In einem gleichnamigen Aufsatz aus dem Jahre 1900 schrieb er, dass die „armen Glieder der Juden“ verlernt hätten, sich fröhlich zu regen, „in der Angst der beständigen Verfolgung erlosch die Kraft unserer Stimme zu einem bangen Flüstern … Aber jetzt ist ja der Zwang gebrochen. Knüpfen wir wieder an unsere ältesten Überlieferungen an: werden wir wieder tiefbrüstige, strammgliedrige, kühnblickende Männer.“
Entartete Kunst von Wagner und Nietzsche
Nordau aber war nicht nur Mediziner, sondern auch ein Kulturkritiker, der – ganz im Geist der Zeit, wenn auch betont rationalistisch – den Niedergang der europäischen Zivilisation beklagte. Er prägte 1892 in einem dem Kriminalbiologen Cesare Lombroso gewidmeten, gleichnamigen Buch den Begriff der „Entartung.“ Als deutlichstes Beispiel für entartete Kunst galten Nordau die Werke des Antisemiten Richard Wagner sowie des Philosophen Friedrich Nietzsche, aber auch die Romane von Tolstoi und Zola.
Bei alledem war Nordau nicht frei von dem, was Edward Said als „Orientalismus“ bezeichnen sollte: Als Sohn eines orthodoxen ungarischen Rabbiners mit dem Namen Simon Südfeld geboren, benannte er sich im Alter von vierundzwanzig Jahren, nun Naturalist und Evolutionstheoretiker, von Simon in Max und von Südfeld in Nordau um. Bei alledem universalistisch eingestellt, behandelte Nordau in Paris als Gynäkologe unentgeltlich Frauen, die sich einen Arzt nicht leisten konnten.

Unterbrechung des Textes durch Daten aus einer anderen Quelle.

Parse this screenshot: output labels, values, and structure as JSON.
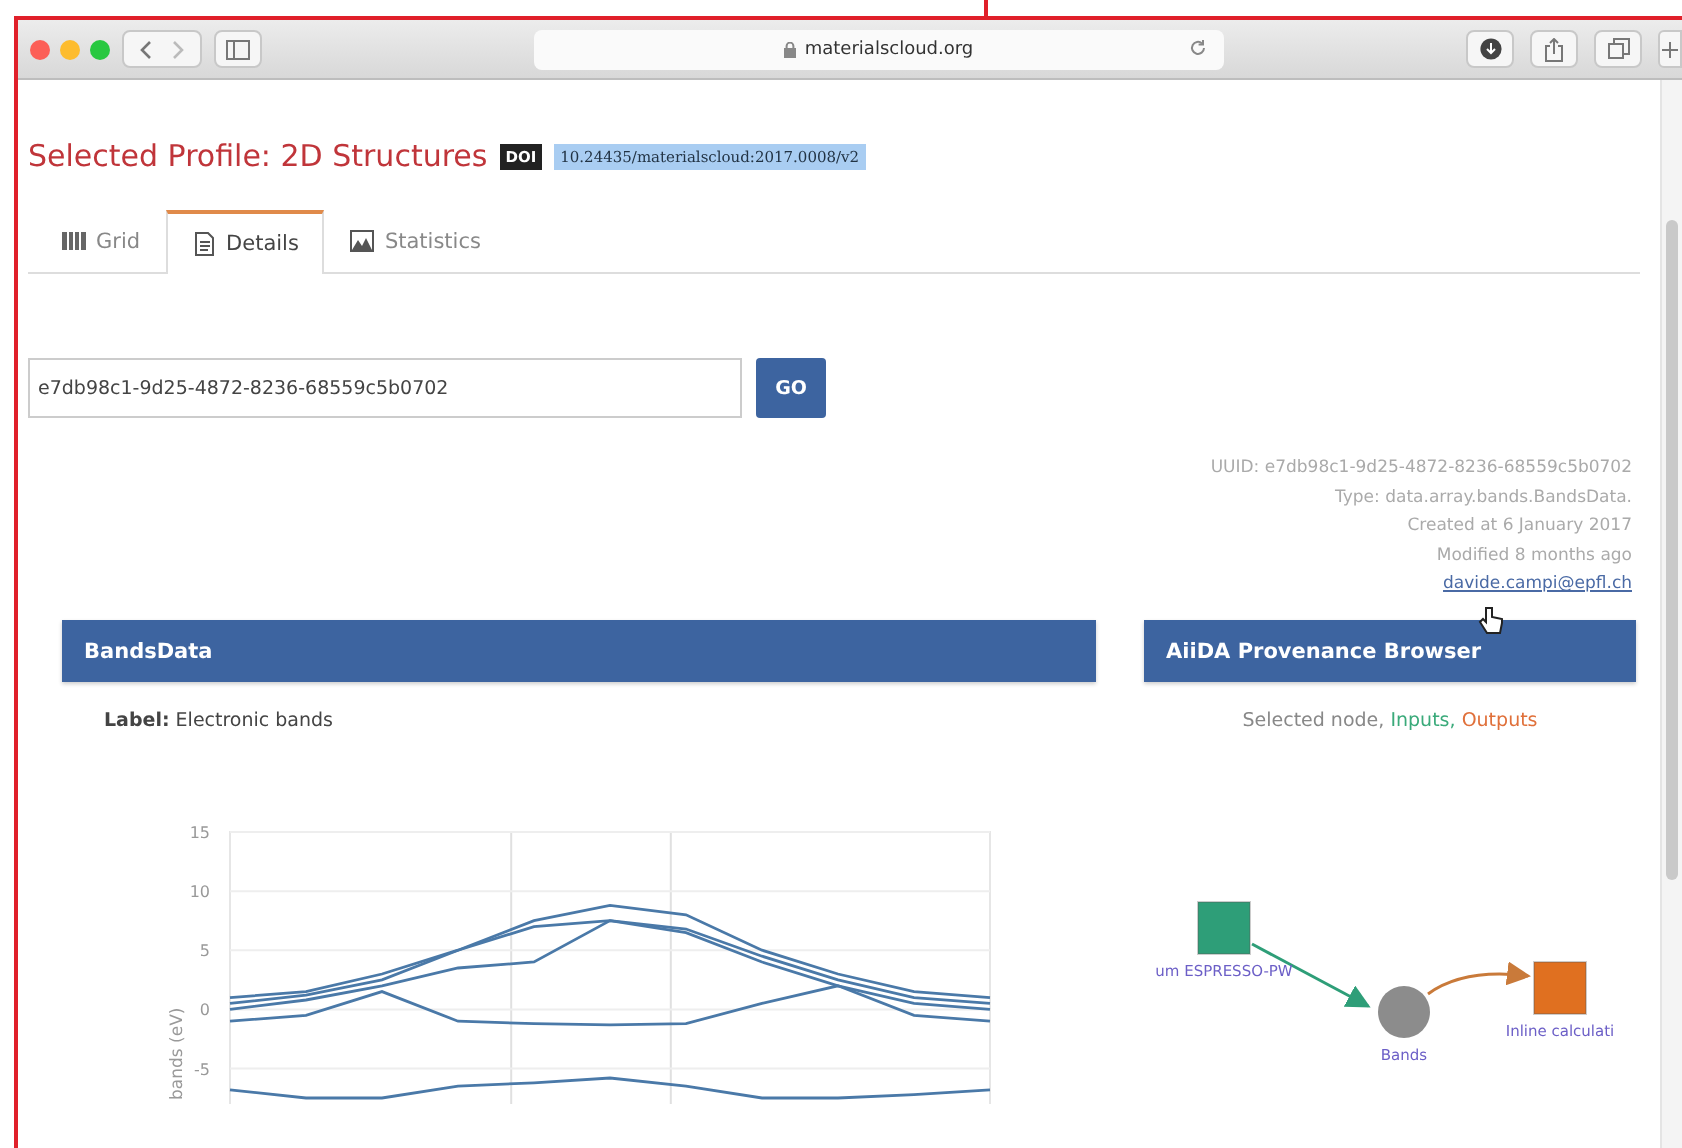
{
  "browser": {
    "address": "materialscloud.org"
  },
  "header": {
    "title": "Selected Profile: 2D Structures",
    "doi_badge": "DOI",
    "doi": "10.24435/materialscloud:2017.0008/v2"
  },
  "tabs": [
    {
      "label": "Grid",
      "selected": false,
      "kind": "grid"
    },
    {
      "label": "Details",
      "selected": true,
      "kind": "details"
    },
    {
      "label": "Statistics",
      "selected": false,
      "kind": "statistics"
    }
  ],
  "search": {
    "value": "e7db98c1-9d25-4872-8236-68559c5b0702",
    "button": "GO"
  },
  "meta": {
    "lines": [
      "UUID: e7db98c1-9d25-4872-8236-68559c5b0702",
      "Type: data.array.bands.BandsData.",
      "Created at 6 January 2017",
      "Modified 8 months ago"
    ],
    "email": "davide.campi@epfl.ch"
  },
  "bands_panel": {
    "title": "BandsData",
    "label_key": "Label:",
    "label_value": "Electronic bands",
    "chart_data": {
      "type": "line",
      "ylabel": "bands (eV)",
      "ylim": [
        -8,
        15
      ],
      "yticks": [
        -5,
        0,
        5,
        10,
        15
      ],
      "grid": true,
      "series": [
        {
          "color": "#4a79a8",
          "values": [
            1,
            1.5,
            3,
            5,
            7.5,
            8.8,
            8,
            5,
            3,
            1.5,
            1
          ]
        },
        {
          "color": "#4a79a8",
          "values": [
            0.5,
            1.2,
            2.5,
            5,
            7,
            7.5,
            6.8,
            4.5,
            2.5,
            1,
            0.5
          ]
        },
        {
          "color": "#4a79a8",
          "values": [
            0,
            0.8,
            2,
            3.5,
            4,
            7.5,
            6.5,
            4,
            2,
            0.5,
            0
          ]
        },
        {
          "color": "#4a79a8",
          "values": [
            -1,
            -0.5,
            1.5,
            -1,
            -1.2,
            -1.3,
            -1.2,
            0.5,
            2,
            -0.5,
            -1
          ]
        },
        {
          "color": "#4a79a8",
          "values": [
            -6.8,
            -7.5,
            -7.5,
            -6.5,
            -6.2,
            -5.8,
            -6.5,
            -7.5,
            -7.5,
            -7.2,
            -6.8
          ]
        }
      ]
    }
  },
  "provenance_panel": {
    "title": "AiiDA Provenance Browser",
    "legend": [
      {
        "text": "Selected node,",
        "color": "#888888"
      },
      {
        "text": "Inputs,",
        "color": "#3aaa7a"
      },
      {
        "text": "Outputs",
        "color": "#e0703a"
      }
    ],
    "nodes": [
      {
        "label": "um ESPRESSO-PW",
        "kind": "square",
        "color": "#2e9e78"
      },
      {
        "label": "Bands",
        "kind": "circle",
        "color": "#8c8c8c"
      },
      {
        "label": "Inline calculati",
        "kind": "square",
        "color": "#e07020"
      }
    ]
  }
}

Zu erwähnen ist schließlich, dass Nordau den Begriff des „Muskeljudentums“ wahrscheinlich den Schriften zweier britischer Internatsdirektoren entnahm, die eine „muscular christianity“ empfahlen. Mag sein, dass sportliche Ereignisse und sportliche Leistungen noch immer das Selbstwertgefühl von Einzelnen oder beliebigen Gruppen steigern – die Fallhöhe zwischen der frühen jüdischen Sportbewegung und ihren Ideologen sowie den doch wenigen und gelangweilten Teilnehmern und Zuschauern der Berliner Makkabiade 2015 dürfte kaum zu überbrücken sein.